Ni acusaciones tan graves ni los numerosos incidentes entre la flota libia y ONG que participan en misiones de búsqueda y rescate impidieron que el Consejo de Europa prorrogara el mandato de Sophia. Hasta marzo de 2019, habían participado un total 400 agentes, según el Consejo Europeo. En total, la UE ha destinado 46,3 millones de euros a los guardacostas a través del Fondo Fiduciario de Emergencia para África.

Este dinero se gasta en su equipamiento y entrenamiento. La primera pata consiste en la “reparación de los buques existentes, suministro de equipo de comunicación y rescate, botes de goma y vehículos”, según la institución comunitaria. También, en el establecimiento de “salas operativas básicas” en Trípoli. Sobre la segunda, además de la realización de actividades para “aumentar la capacidad de vigilancia” de la frontera en la zona de Ghât, insiste en que “los forma para que cumplan los derechos humanos”.

El apoyo económico y logístico a los guardacostas libios ha ido aparejado a una campaña de descrédito contra las ONG que operaban en la costa libia. En la primavera de 2017, Fabrice Leggeri, director de Frontex, las llegó a tachar de “taxis para los traficantes de seres humanos”, y el fiscal de Catania fue mucho más allá acusando a la flota humanitaria de recibir financiación por parte de los traficantes. Nadie aportaba pruebas, pero el acoso denunciado las ONG permeaba a través de los medios, e incluso desde las más altas instituciones. “Somos testigos incómodos de lo que está pasando”, ha denunciado en numerosas ocasiones Oscar Camps, director de Proactiva Open Arms. Desde entonces, la flota humanitaria se ha reducido a un tercio de la docena de barcos que llegaron a participar en misiones de búsqueda y rescate.

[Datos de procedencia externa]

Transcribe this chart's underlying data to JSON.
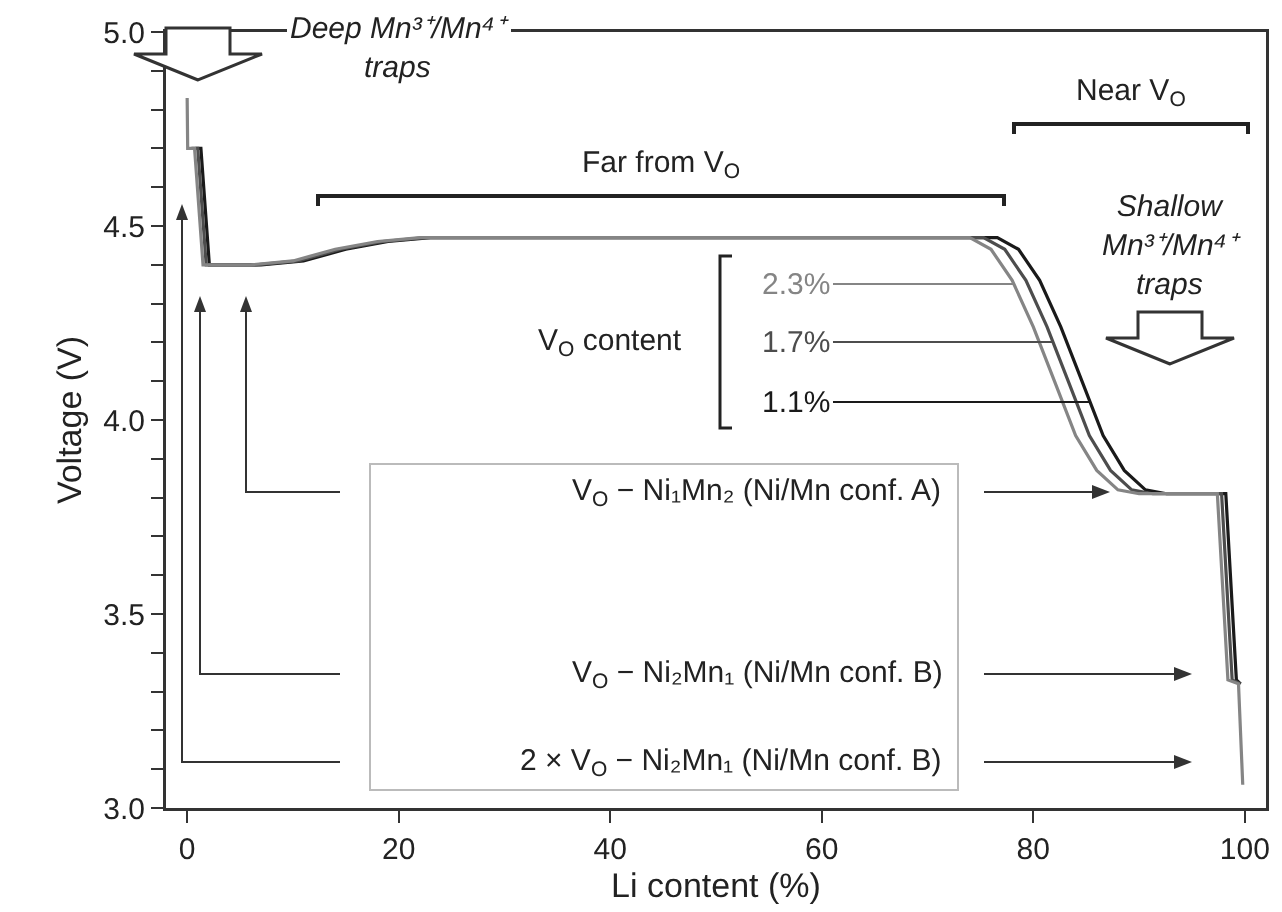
{
  "chart_data": {
    "type": "line",
    "xlabel": "Li content (%)",
    "ylabel": "Voltage (V)",
    "legend_title": "V$_{O}$ content",
    "xlim": [
      -2,
      102
    ],
    "ylim": [
      3,
      5
    ],
    "xticks": [
      0,
      20,
      40,
      60,
      80,
      100
    ],
    "yticks": [
      {
        "value": 3,
        "label": "3.0"
      },
      {
        "value": 3.1,
        "label": null
      },
      {
        "value": 3.2,
        "label": null
      },
      {
        "value": 3.3,
        "label": null
      },
      {
        "value": 3.4,
        "label": null
      },
      {
        "value": 3.5,
        "label": "3.5"
      },
      {
        "value": 3.6,
        "label": null
      },
      {
        "value": 3.7,
        "label": null
      },
      {
        "value": 3.8,
        "label": null
      },
      {
        "value": 3.9,
        "label": null
      },
      {
        "value": 4,
        "label": "4.0"
      },
      {
        "value": 4.1,
        "label": null
      },
      {
        "value": 4.2,
        "label": null
      },
      {
        "value": 4.3,
        "label": null
      },
      {
        "value": 4.4,
        "label": null
      },
      {
        "value": 4.5,
        "label": "4.5"
      },
      {
        "value": 4.6,
        "label": null
      },
      {
        "value": 4.7,
        "label": null
      },
      {
        "value": 4.8,
        "label": null
      },
      {
        "value": 4.9,
        "label": null
      },
      {
        "value": 5,
        "label": "5.0"
      }
    ],
    "series": [
      {
        "name": "1.1%",
        "color": "#1a1a1a",
        "x": [
          0.8,
          1.3,
          2.1,
          7,
          11,
          15,
          19,
          23,
          76.6,
          78.6,
          80.6,
          82.6,
          84.6,
          86.6,
          88.6,
          90.6,
          92.6,
          98.2,
          99.2,
          99.6
        ],
        "values": [
          4.7,
          4.7,
          4.4,
          4.4,
          4.41,
          4.44,
          4.46,
          4.47,
          4.47,
          4.44,
          4.36,
          4.24,
          4.1,
          3.96,
          3.87,
          3.82,
          3.81,
          3.81,
          3.33,
          3.32
        ]
      },
      {
        "name": "1.7%",
        "color": "#4d4d4d",
        "x": [
          0.4,
          1,
          1.8,
          6.5,
          10.5,
          14.5,
          18.5,
          22.5,
          75.3,
          77.3,
          79.3,
          81.3,
          83.3,
          85.3,
          87.3,
          89.3,
          91.3,
          97.8,
          98.8,
          99.6
        ],
        "values": [
          4.7,
          4.7,
          4.4,
          4.4,
          4.41,
          4.44,
          4.46,
          4.47,
          4.47,
          4.44,
          4.36,
          4.24,
          4.1,
          3.96,
          3.87,
          3.82,
          3.81,
          3.81,
          3.33,
          3.32
        ]
      },
      {
        "name": "2.3%",
        "color": "#858585",
        "x": [
          0,
          0.05,
          0.7,
          1.5,
          6,
          10,
          14,
          18,
          22,
          74,
          76,
          78,
          80,
          82,
          84,
          86,
          88,
          90,
          97.4,
          98.4,
          99.4,
          99.8
        ],
        "values": [
          4.83,
          4.7,
          4.7,
          4.4,
          4.4,
          4.41,
          4.44,
          4.46,
          4.47,
          4.47,
          4.44,
          4.36,
          4.24,
          4.1,
          3.96,
          3.87,
          3.82,
          3.81,
          3.81,
          3.33,
          3.32,
          3.06
        ]
      }
    ],
    "annotations": [
      "Far from V$_{O}$",
      "Near V$_{O}$",
      "Deep Mn³⁺/Mn⁴⁺\ntraps",
      "Shallow\nMn³⁺/Mn⁴⁺\ntraps",
      "V$_{O}$ − Ni₁Mn₂ (Ni/Mn conf. A)",
      "V$_{O}$ − Ni₂Mn₁ (Ni/Mn conf. B)",
      "2 × V$_{O}$ − Ni₂Mn₁ (Ni/Mn conf. B)"
    ]
  }
}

La controvertida actuación de Roma, siempre amparada por Bruselas, ha tenido su réplica en suelo libio. En otoño de 2017, la última apuesta italiana fue pagar a una de las mafias del tráfico en la vecina Sabrata para que interrumpiera tanto su actividad como las de su competencia. Tras esta política, Amnistía Internacional denunció “acuerdos con oscuras asociaciones y autoridades corruptas en Libia”. Pero el resultado también fue el esperado: Sabrata, la ciudad libia por donde pasaba más migración, fue sustituida por otras localidades como Garabuli o Khums, ambas al este de Trípoli.

Los países europeos se han ido desentendiendo de las operaciones de salvamento en el Mediterráneo Central, mientras el peso recae cada vez más en los guardacostas libios. Sus intervenciones se han incrementado a medida que las autoridades italianas, encargadas durante años de las tareas de rescate, han ido cediendo la coordinación de estas labores.

Según datos de Acnur, el 85% de los migrantes localizados en aguas del país vecino fueron desembarcadas de nuevo en Libia en la segunda mitad de 2018. Hasta mediados de octubre, al menos 688 personas han fallecido en su intento de llegar a las costas italianas, según la OIM. Se teme que el número sea mucho mayor: los ojos que vigilan el mar en busca de vidas en peligro son cada vez menos y la responsabilidad de rescatar ahora está en manos de un país que hace frente al flujo de salidas en mitad de una guerra.